The rise of continuous blood glucose monitor and insulin pump technologies has lessened the intricate task of monitoring and regulating blood glucose levels for people with diabetes, but improvements to these devices could still significantly improve lives.
Researchers at Rensselaer Polytechnic Institute have been working on two fronts to perfect those technologies: they are developing algorithms to create a closed-loop system that can effectively operate similar to a healthy pancreas, and they are working to make that system more accessible and understandable for users with diabetes.
A new project funded by JDRF, the leading global organization funding Type 1 diabetes research, will support the creation of a smart phone app to help manage these life-saving devices, specifically with the senior citizen population in mind. The research will be led by Wayne Bequette, professor of chemical and biological engineering at Rensselaer, who is also a member of the Center for Biotechnology and Interdisciplinary Studies.
In the beginning of the project, Bequette said, he and his team will work with focus groups, led by the Barbara Davis Center for Diabetes, to determine which types of designs, or interfaces, may be most helpful to this population — understanding that one approach may not work for everyone.
The team will take into account things like visual set-up, font size, how many and what types of alerts will be given, and the user’s experience and comfort with technology. The team will also consider how this information may need to be shared with a caregiver if the patient requires assistance.

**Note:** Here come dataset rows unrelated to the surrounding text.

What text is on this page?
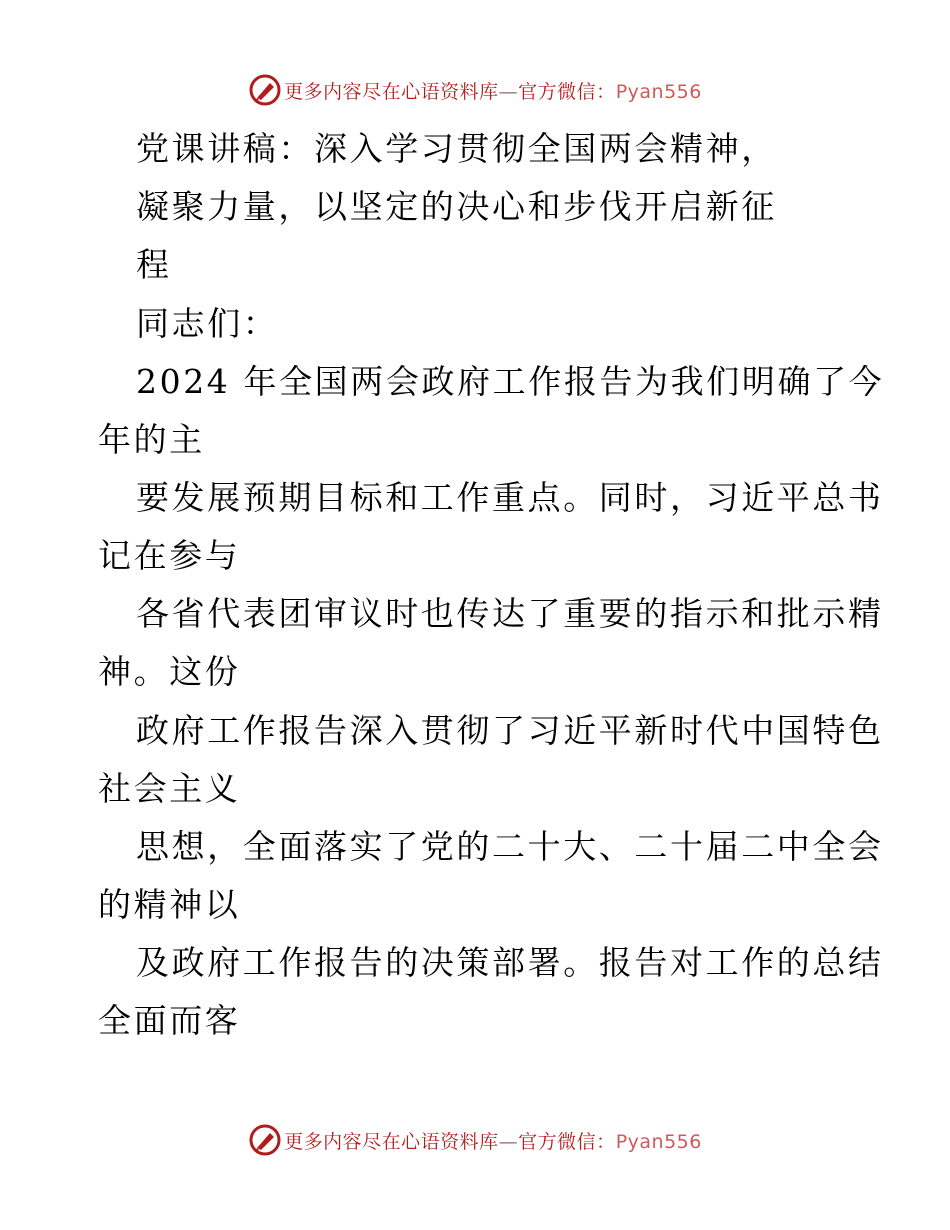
更多内容尽在心语资料库—官方微信：Pyan556
党课讲稿：深入学习贯彻全国两会精神，
凝聚力量，以坚定的决心和步伐开启新征
程
同志们：
2024 年全国两会政府工作报告为我们明确了今
年的主
要发展预期目标和工作重点。同时，习近平总书
记在参与
各省代表团审议时也传达了重要的指示和批示精
神。这份
政府工作报告深入贯彻了习近平新时代中国特色
社会主义
思想，全面落实了党的二十大、二十届二中全会
的精神以
及政府工作报告的决策部署。报告对工作的总结
全面而客
更多内容尽在心语资料库—官方微信：Pyan556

The question is: How are you going to present a device to them that’s very easy to use and will still regulate blood glucose levels. One outcome might be that we need flexibility for having a couple of different interfaces.
Wayne Bequette, professor of chemical and biological engineering at Rensselaer
The Rensselaer team will build off of previous algorithms it has designed to evaluate the measurements being taken by the blood glucose monitoring device, determine if insulin needs to be administered and how much, and then control delivery of that hormone. The closed-loop system that these algorithms create will need to be adjusted based on the population.

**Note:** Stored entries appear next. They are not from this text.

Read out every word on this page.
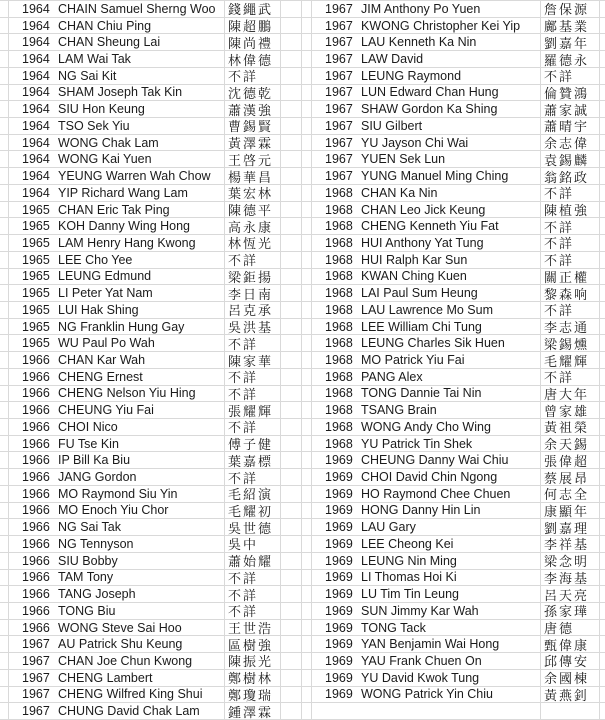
1964 CHAIN Samuel Sherng Woo 錢繩武
1964 CHAN Chiu Ping	陳超鵬
1964 CHAN Sheung Lai	陳尚禮
1964 LAM Wai Tak	林偉德
1964 NG Sai Kit	不詳
1964 SHAM Joseph Tak Kin	沈德乾
1964 SIU Hon Keung	蕭漢強
1964 TSO Sek Yiu	曹錫賢
1964 WONG Chak Lam	黃澤霖
1964 WONG Kai Yuen	王啓元
1964 YEUNG Warren Wah Chow 楊華昌
1964 YIP Richard Wang Lam	葉宏林
1965 CHAN Eric Tak Ping	陳德平
1965 KOH Danny Wing Hong	高永康
1965 LAM Henry Hang Kwong 林恆光
1965 LEE Cho Yee	不詳
1965 LEUNG Edmund	梁鉅揚
1965 LI Peter Yat Nam	李日南
1965 LUI Hak Shing	呂克承
1965 NG Franklin Hung Gay	吳洪基
1965 WU Paul Po Wah	不詳
1966 CHAN Kar Wah	陳家華
1966 CHENG Ernest	不詳
1966 CHENG Nelson Yiu Hing 不詳
1966 CHEUNG Yiu Fai	張耀輝
1966 CHOI Nico	不詳
1966 FU Tse Kin	傅子健
1966 IP Bill Ka Biu	葉嘉標
1966 JANG Gordon	不詳
1966 MO Raymond Siu Yin	毛紹演
1966 MO Enoch Yiu Chor	毛耀初
1966 NG Sai Tak	吳世德
1966 NG Tennyson	吳中
1966 SIU Bobby	蕭始耀
1966 TAM Tony	不詳
1966 TANG Joseph	不詳
1966 TONG Biu	不詳
1966 WONG Steve Sai Hoo	王世浩
1967 AU Patrick Shu Keung	區樹強
1967 CHAN Joe Chun Kwong	陳振光
1967 CHENG Lambert	鄭樹林
1967 CHENG Wilfred King Shui 鄭瓊瑞
1967 CHUNG David Chak Lam 鍾澤霖
1967 JIM Anthony Po Yuen	詹保源
1967 KWONG Christopher Kei Yip 鄺基業
1967 LAU Kenneth Ka Nin	劉嘉年
1967 LAW David	羅德永
1967 LEUNG Raymond	不詳
1967 LUN Edward Chan Hung	倫贊鴻
1967 SHAW Gordon Ka Shing	蕭家誠
1967 SIU Gilbert	蕭晴宇
1967 YU Jayson Chi Wai	余志偉
1967 YUEN Sek Lun	袁錫麟
1967 YUNG Manuel Ming Ching	翁銘政
1968 CHAN Ka Nin	不詳
1968 CHAN Leo Jick Keung	陳植強
1968 CHENG Kenneth Yiu Fat	不詳
1968 HUI Anthony Yat Tung	不詳
1968 HUI Ralph Kar Sun	不詳
1968 KWAN Ching Kuen	關正權
1968 LAI Paul Sum Heung	黎森响
1968 LAU Lawrence Mo Sum	不詳
1968 LEE William Chi Tung	李志通
1968 LEUNG Charles Sik Huen	梁錫燻
1968 MO Patrick Yiu Fai	毛耀輝
1968 PANG Alex	不詳
1968 TONG Dannie Tai Nin	唐大年
1968 TSANG Brain	曾家雄
1968 WONG Andy Cho Wing	黃祖榮
1968 YU Patrick Tin Shek	余天錫
1969 CHEUNG Danny Wai Chiu	張偉超
1969 CHOI David Chin Ngong	蔡展昂
1969 HO Raymond Chee Chuen	何志全
1969 HONG Danny Hin Lin	康顯年
1969 LAU Gary	劉嘉理
1969 LEE Cheong Kei	李祥基
1969 LEUNG Nin Ming	梁念明
1969 LI Thomas Hoi Ki	李海基
1969 LU Tim Tin Leung	呂天亮
1969 SUN Jimmy Kar Wah	孫家璍
1969 TONG Tack	唐德
1969 YAN Benjamin Wai Hong	甄偉康
1969 YAU Frank Chuen On	邱傳安
1969 YU David Kwok Tung	余國棟
1969 WONG Patrick Yin Chiu	黃燕釗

For example, Bequette said, a person with diabetes who is 12 years old may be active in a very different way than someone who is 85 years old. Additionally, the younger the patient, the longer they will need to ward off complications associated with high blood glucose like retina disease, vascular complications, and diabetic wounds. Therefore, keeping their blood sugar as low as possible is the main goal.
The older a patient is, Bequette said, the concerns may shift to making sure blood sugar doesn’t dip too low in order to prevent fainting and falling.
“We have to think about what the objectives are in controlling blood glucose and that’s going to be different for the older population,” he said.
In the second and third years of this project, the Rensselaer researchers will work with teams from Mount Sinai and the Barbara Davis Center on clinical trials to test these algorithms and the application interface. Pairing senior citizens with this type of technology, Bequette said, hasn’t often been done, but could vastly improve quality of life.
“If you try to look for the literature of an older population even wearing the sensors at all, you don’t find many studies,” Bequette said.
Depending on the person’s age and health, this closed-loop technology could enable sustained independence.
“If you can have this self-sustaining, closed-loop technology, then the caregiver is not having to constantly say, ‘Did you check your blood glucose today? Did you change your insulin pump?'” Bequette said. “A large percentage of the population right now is not even on insulin pumps, so therefore, caregivers are having to do quite a bit with the older population.”